Rapid grow-in of golf greens is essential for quickly generating revenue at both newly constructed golf courses and those undergoing renovation. This is particularly important when using sand mixes with their inherent low fertility and nutrient holding capacity. Products that can help accomplish this while not adversely affecting the environment are especially favored.
Two research projects commissioned by Milorganite have established rates of Milorganite 6-2-0 fertilizer that are most effective in speeding greens establishment. Each study mixed Milorganite fertilizer with the sand/peat mix prior to greens construction. The University of Florida study also studied the composition of the leachate from these establishment plots. This was done to review the environmental impact of different fertilizer regimes and help determine the environmental impact of each regime.
Tifdwarf bermudagrass greens (USDA construction)
University of Florida – Ft. Lauderdale
A USDA specification golf green consisting of a 90:10 mix of quartz sand:peat was constructed at the University of Florida, Ft. Lauderdale. All plots for this green contained lysimeters, which were utilized for collecting leachate from the various fertilizer treatments.

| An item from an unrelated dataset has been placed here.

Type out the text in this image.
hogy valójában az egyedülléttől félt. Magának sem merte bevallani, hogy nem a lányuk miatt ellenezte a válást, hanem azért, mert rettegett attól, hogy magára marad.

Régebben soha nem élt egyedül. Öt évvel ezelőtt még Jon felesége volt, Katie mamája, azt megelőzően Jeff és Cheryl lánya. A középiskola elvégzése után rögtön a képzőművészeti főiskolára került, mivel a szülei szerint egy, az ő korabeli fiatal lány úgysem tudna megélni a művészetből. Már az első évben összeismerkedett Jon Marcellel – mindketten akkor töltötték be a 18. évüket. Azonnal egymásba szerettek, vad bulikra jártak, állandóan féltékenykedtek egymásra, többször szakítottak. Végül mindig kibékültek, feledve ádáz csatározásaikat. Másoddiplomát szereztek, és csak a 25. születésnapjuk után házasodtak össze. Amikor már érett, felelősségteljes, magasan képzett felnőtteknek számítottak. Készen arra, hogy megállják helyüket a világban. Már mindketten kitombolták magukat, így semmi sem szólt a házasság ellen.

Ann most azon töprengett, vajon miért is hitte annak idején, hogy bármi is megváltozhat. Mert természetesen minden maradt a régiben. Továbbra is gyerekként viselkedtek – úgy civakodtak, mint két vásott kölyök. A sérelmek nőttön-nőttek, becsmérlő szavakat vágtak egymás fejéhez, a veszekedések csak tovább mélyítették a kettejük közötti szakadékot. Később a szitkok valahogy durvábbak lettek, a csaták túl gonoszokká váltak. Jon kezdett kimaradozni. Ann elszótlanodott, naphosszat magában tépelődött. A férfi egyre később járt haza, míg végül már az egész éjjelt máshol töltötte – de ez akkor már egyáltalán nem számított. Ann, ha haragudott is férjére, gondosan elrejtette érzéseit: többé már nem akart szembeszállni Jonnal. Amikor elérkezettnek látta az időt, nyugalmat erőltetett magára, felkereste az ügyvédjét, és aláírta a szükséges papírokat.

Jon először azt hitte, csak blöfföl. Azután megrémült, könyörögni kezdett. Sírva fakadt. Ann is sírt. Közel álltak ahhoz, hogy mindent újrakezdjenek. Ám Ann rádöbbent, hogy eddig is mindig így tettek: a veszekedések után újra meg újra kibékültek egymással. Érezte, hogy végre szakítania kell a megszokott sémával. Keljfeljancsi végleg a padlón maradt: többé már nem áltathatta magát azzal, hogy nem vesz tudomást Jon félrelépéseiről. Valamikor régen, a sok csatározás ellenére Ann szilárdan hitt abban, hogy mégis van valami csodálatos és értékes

A common recommendation for golf green establishment program in Florida includes the use of a supplemental fertilizer mix consisting of phosphorus, calcium and various micronutrients. The Milorganite greens establishment study compared the use of this mix with varying amounts of Milorganite 6-2-0. All plots (both fall and summer establishments) were sprigged with Tifdwarf bermudagrass.

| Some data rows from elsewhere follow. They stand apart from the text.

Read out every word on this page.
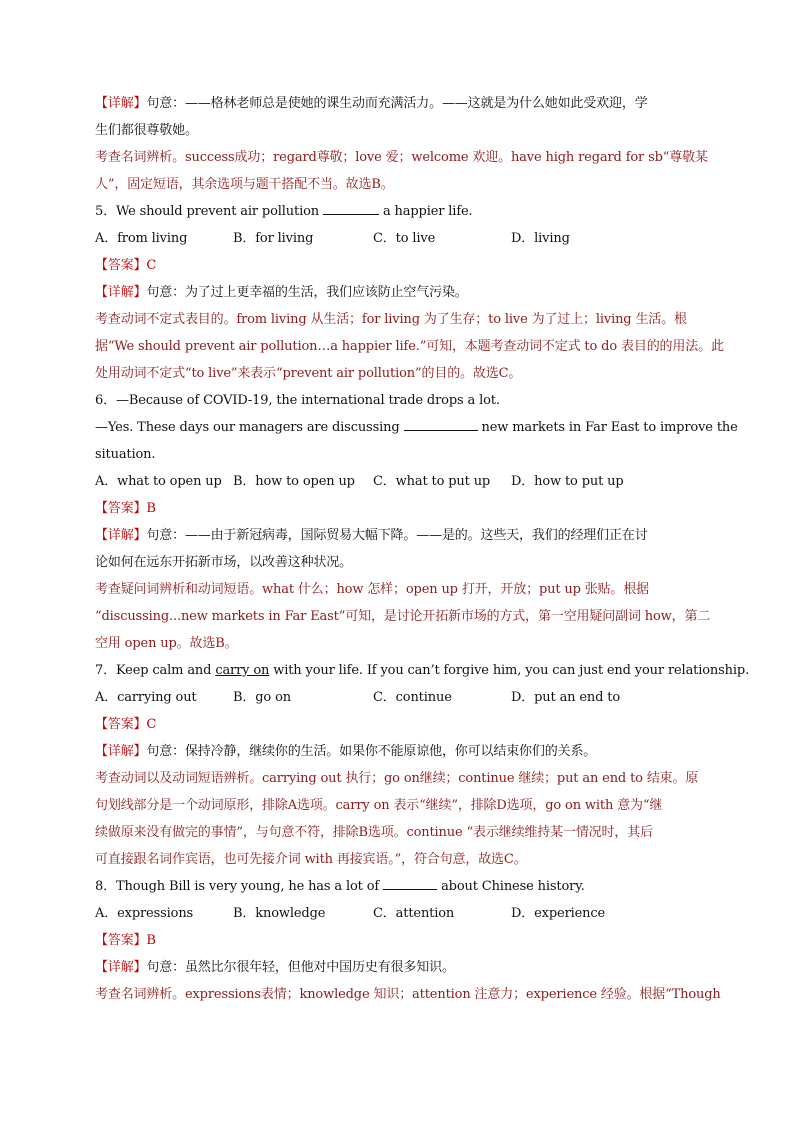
【详解】句意：——格林老师总是使她的课生动而充满活力。——这就是为什么她如此受欢迎，学
生们都很尊敬她。
考查名词辨析。success成功；regard尊敬；love 爱；welcome 欢迎。have high regard for sb“尊敬某
人”，固定短语，其余选项与题干搭配不当。故选B。
5．We should prevent air pollution	a happier life.
A．from living	B．for living	C．to live	D．living
【答案】C
【详解】句意：为了过上更幸福的生活，我们应该防止空气污染。
考查动词不定式表目的。from living 从生活；for living 为了生存；to live 为了过上；living 生活。根
据“We should prevent air pollution…a happier life.”可知，本题考查动词不定式 to do 表目的的用法。此
处用动词不定式“to live”来表示“prevent air pollution”的目的。故选C。
6．—Because of COVID-19, the international trade drops a lot.
—Yes. These days our managers are discussing	new markets in Far East to improve the
situation.
A．what to open up B．how to open up	C．what to put up	D．how to put up
【答案】B
【详解】句意：——由于新冠病毒，国际贸易大幅下降。——是的。这些天，我们的经理们正在讨
论如何在远东开拓新市场，以改善这种状况。
考查疑问词辨析和动词短语。what 什么；how 怎样；open up 打开，开放；put up 张贴。根据
“discussing...new markets in Far East”可知，是讨论开拓新市场的方式，第一空用疑问副词 how，第二
空用 open up。故选B。
7．Keep calm and carry on with your life. If you can’t forgive him, you can just end your relationship.
A．carrying out	B．go on	C．continue	D．put an end to
【答案】C
【详解】句意：保持冷静，继续你的生活。如果你不能原谅他，你可以结束你们的关系。
考查动词以及动词短语辨析。carrying out 执行；go on继续；continue 继续；put an end to 结束。原
句划线部分是一个动词原形，排除A选项。carry on 表示“继续”，排除D选项，go on with 意为“继
续做原来没有做完的事情”，与句意不符，排除B选项。continue “表示继续维持某一情况时，其后
可直接跟名词作宾语，也可先接介词 with 再接宾语。”，符合句意，故选C。
8．Though Bill is very young, he has a lot of	about Chinese history.
A．expressions	B．knowledge	C．attention	D．experience
【答案】B
【详解】句意：虽然比尔很年轻，但他对中国历史有很多知识。
考查名词辨析。expressions表情；knowledge 知识；attention 注意力；experience 经验。根据“Though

In both fall and summer establishment, using Milorganite 6-2-0 with and without supplements sped up turf coverage. Using Milorganite 6-2-0 without supplements resulted in faster coverage compared to supplements only or the non-treated control. In many cases this fill-in rate was not significantly different than from using supplements (without the additional cost of these supplements).

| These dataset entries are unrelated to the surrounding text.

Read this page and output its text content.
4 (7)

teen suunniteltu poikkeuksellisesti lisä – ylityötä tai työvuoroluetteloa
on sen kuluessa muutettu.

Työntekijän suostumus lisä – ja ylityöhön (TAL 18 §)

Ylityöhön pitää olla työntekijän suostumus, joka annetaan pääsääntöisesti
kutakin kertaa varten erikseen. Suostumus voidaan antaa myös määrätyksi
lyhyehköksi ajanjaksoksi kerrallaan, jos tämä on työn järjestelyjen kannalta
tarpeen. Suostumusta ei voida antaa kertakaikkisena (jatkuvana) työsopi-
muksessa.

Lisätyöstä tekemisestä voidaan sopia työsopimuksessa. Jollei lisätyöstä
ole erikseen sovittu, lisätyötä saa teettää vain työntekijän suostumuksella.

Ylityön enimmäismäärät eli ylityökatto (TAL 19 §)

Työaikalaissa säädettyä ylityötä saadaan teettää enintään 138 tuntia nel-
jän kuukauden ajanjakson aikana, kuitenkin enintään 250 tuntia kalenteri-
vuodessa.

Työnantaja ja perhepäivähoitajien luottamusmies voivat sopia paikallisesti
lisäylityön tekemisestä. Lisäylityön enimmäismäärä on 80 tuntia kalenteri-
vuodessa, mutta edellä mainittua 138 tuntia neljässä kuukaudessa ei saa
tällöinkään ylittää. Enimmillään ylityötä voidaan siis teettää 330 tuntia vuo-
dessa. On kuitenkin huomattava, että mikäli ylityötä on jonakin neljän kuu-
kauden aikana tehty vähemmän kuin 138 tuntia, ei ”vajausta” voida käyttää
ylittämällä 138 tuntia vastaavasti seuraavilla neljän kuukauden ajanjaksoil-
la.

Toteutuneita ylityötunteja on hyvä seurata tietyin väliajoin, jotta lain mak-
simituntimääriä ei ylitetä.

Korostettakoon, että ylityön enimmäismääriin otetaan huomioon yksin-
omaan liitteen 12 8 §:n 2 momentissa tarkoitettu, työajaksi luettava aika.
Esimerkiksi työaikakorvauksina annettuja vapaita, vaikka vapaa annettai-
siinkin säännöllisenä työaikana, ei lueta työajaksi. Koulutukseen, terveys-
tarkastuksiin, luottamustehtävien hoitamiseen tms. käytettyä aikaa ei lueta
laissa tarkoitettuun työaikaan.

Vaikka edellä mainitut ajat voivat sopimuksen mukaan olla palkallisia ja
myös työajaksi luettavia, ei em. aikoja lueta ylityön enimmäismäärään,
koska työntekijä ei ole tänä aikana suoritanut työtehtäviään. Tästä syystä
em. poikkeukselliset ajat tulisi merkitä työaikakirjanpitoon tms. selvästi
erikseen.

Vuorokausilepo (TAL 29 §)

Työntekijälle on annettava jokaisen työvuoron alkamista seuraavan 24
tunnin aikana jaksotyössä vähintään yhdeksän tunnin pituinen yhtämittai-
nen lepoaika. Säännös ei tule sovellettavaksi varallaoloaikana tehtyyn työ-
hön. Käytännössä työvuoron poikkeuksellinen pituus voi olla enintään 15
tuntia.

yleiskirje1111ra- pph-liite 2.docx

Another benefit of not using supplements was shown in reviewing the amount of phosphorus leached from the plots. For the summer plots, the amount of phosphorus collected in the lysimeters was significantly higher for plots treated with supplements vs. those untreated. Also, note that, if supplements are used, the amount of phosphorus collected decreased with higher rates of Milorganite 6-2-0 being used. This is consistent with other research (not a part of this work) indicating that Milorganite 6-2-0 does not tend to leach phosphorus.